There has been a lot of buzz in the lay media about some new types of therapies that use various forms of light treatment that supposedly take inches off of your body. The most talked about of these therapies is the Zerona system. This system uses a low level laser directed at the fatty tissues just under the skin. The manufactures claim that the laser causes the walls of the fat cells to become porous and then the contents of the fat cells then leak out and are absorbed by the body. The Zerona system requires six treatments spaced out over two weeks with each treatment requiring around 40 minutes. All reports indicate the treatments are painless and the patient simply has to lay there and let the laser scan over them. The Zerona system promos state this treatment will take inches off an area from the base of the neck to the thighs. Sounds incredible-doesn’t it? Well, here’s the catch. The Zerona system also requires that all of the patients be on a special diet and exercise program in combination with some “homeopathic “medications-that means they won’t tell you what is in them, you just have to hope that the stuff is safe and effective.
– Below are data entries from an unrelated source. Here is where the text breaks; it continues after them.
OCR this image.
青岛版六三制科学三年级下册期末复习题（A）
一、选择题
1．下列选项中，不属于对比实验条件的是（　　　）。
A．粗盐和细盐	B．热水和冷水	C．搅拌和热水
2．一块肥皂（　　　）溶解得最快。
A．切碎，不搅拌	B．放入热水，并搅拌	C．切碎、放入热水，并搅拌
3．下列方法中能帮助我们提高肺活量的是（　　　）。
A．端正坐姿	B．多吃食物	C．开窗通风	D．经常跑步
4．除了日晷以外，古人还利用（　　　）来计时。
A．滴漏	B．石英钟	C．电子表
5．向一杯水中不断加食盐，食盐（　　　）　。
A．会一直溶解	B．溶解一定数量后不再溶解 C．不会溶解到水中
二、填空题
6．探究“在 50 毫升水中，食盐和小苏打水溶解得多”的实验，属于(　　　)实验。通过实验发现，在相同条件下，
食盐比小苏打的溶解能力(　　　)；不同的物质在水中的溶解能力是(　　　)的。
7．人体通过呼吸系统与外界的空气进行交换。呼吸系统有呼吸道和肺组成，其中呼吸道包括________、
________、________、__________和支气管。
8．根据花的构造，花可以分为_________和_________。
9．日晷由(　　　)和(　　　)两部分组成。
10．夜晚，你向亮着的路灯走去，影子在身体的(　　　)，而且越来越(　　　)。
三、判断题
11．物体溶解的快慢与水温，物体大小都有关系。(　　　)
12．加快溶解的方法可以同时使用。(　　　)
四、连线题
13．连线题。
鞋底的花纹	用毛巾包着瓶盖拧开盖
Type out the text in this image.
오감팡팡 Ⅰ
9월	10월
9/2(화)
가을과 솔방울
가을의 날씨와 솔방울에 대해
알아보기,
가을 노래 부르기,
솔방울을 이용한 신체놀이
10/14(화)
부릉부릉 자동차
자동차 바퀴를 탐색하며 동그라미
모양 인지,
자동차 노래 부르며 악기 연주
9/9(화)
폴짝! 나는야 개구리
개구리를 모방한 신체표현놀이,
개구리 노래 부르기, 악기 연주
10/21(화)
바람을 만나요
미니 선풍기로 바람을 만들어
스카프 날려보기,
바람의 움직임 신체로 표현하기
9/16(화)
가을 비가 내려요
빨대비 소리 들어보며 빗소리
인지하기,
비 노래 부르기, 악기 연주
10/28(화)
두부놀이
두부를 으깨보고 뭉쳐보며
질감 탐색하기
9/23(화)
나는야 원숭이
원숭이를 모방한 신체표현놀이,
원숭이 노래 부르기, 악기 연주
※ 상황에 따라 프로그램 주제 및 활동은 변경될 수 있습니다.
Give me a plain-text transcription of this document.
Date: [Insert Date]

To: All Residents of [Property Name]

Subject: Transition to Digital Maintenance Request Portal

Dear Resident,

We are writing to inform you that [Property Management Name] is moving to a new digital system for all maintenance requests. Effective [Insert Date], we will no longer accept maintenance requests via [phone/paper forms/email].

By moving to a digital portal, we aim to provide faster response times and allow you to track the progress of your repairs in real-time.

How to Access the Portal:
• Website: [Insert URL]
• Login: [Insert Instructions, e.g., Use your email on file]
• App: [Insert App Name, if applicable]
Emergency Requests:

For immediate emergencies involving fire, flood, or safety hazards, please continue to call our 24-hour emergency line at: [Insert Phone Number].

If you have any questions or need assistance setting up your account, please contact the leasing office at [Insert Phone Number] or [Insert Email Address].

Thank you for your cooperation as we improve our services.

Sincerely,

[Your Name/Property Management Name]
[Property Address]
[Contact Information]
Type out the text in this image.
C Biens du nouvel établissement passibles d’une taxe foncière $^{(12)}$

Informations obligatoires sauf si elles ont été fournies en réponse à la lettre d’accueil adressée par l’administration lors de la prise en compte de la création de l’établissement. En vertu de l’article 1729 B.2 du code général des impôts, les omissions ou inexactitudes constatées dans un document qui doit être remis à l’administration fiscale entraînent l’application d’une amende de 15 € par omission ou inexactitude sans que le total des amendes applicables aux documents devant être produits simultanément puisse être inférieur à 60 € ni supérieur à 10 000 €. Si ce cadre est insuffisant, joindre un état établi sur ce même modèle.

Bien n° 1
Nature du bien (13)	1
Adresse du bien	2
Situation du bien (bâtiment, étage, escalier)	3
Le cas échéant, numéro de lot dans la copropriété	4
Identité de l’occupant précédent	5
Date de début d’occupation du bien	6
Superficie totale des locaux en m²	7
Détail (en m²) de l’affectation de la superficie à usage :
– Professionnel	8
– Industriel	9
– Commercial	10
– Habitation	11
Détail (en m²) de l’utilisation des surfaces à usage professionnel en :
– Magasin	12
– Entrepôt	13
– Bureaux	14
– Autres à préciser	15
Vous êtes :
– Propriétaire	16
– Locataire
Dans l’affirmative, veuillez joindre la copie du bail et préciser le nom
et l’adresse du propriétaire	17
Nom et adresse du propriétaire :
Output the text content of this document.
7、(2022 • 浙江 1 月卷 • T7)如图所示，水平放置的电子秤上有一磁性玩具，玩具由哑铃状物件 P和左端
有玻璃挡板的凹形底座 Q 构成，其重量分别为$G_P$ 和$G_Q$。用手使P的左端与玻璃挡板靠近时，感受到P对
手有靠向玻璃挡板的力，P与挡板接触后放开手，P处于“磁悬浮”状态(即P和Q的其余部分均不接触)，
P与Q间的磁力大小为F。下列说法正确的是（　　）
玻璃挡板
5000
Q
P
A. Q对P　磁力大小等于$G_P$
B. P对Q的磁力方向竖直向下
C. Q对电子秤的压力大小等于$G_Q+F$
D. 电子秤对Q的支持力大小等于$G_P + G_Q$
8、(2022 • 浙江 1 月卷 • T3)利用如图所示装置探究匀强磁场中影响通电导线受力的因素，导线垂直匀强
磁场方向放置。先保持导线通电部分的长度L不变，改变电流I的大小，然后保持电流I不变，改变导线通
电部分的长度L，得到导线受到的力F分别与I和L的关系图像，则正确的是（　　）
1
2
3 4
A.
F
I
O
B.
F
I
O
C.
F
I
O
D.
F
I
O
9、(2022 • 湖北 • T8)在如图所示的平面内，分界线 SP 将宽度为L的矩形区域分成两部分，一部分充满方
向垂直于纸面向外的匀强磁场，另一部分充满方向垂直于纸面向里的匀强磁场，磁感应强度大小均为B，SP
At the recent meeting of the American Society for Aesthetic Plastic Surgery, one investigator presented his data on some patients he had treated with the Zerona system. The presenter disclosed that he was a consultant and paid investigator of the device. His results were not impressive. There was some decrease in size but nothing close to the marketing claims of the Zerona system. What was more interesting is that a number of other plastic surgeons responded during the discussion session by stating they had also tried the Zerona system and all had sent theirs back because of patient dissatisfaction. One doctor also noted that if you just put the patients on the same diet and exercise program advocated by the Zerona system, the patients all lost inches in the same areas. Apparently others must feel the same as those plastic surgeons since the internet is filled with patient blogs and websites stating how unhappy they are with the treatment.
Once again, this appears to be a case of marketing leading the science rather than the other way around. There may be some real effect of the Zerona laser system but shouldn’t the studies-including at least one controlled study-be performed before the marketing people hit the street?